YOUR SOLIN GENERATED RECIPE
Cottage Cheese Protein Cheesecake
Blended cottage cheese and vanilla whey baked over a nutty almond crust, finished with a drizzle of honey and a silky smooth texture.
INGREDIENTS
175g 2% Low Fat Cottage Cheese
20g Vanilla Whey Protein Powder
30g Liquid Egg Whites
18g Almond Flour
1 tsp Honey
1/2 tsp Vanilla Extract
PREPARATION
Preheat your oven to 325°F (160°C).
In a small bowl, mix the almond flour with a few drops of water or a tiny bit of the honey to create a crumbly texture, then press it firmly into the bottom of a 4-inch ramekin or small springform pan.

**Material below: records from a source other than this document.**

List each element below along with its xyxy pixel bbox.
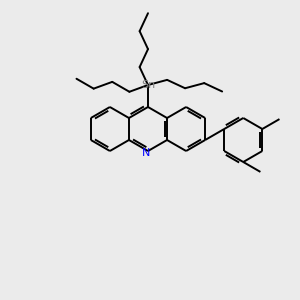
Text: N: N — [142, 148, 150, 158]
Text: Sn: Sn — [141, 80, 155, 90]
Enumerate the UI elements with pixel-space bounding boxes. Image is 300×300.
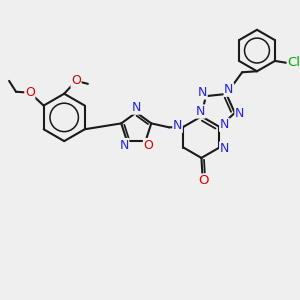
Text: N: N: [132, 101, 141, 114]
Text: N: N: [119, 139, 129, 152]
Text: N: N: [224, 83, 233, 96]
Text: N: N: [198, 86, 207, 99]
Text: N: N: [235, 107, 244, 120]
Text: O: O: [71, 74, 81, 87]
Text: O: O: [25, 86, 35, 99]
Text: O: O: [143, 139, 153, 152]
Text: N: N: [196, 105, 205, 118]
Text: O: O: [198, 174, 209, 187]
Text: Cl: Cl: [287, 56, 300, 69]
Text: N: N: [173, 119, 182, 132]
Text: N: N: [220, 142, 229, 155]
Text: N: N: [220, 118, 229, 131]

Place the cottage cheese, protein powder, egg whites, vanilla extract, and the remaining honey into a high-speed blender.
Blend on high until the mixture is completely smooth and no cottage cheese curds remain.
Pour the cheesecake batter over the almond crust in the ramekin.
Bake for 25 to 30 minutes, or until the edges are set and the center has a very slight jiggle.
Remove from the oven and allow to cool at room temperature for 30 minutes.
Transfer to the refrigerator and chill for at least 2 hours to allow the texture to fully set before serving.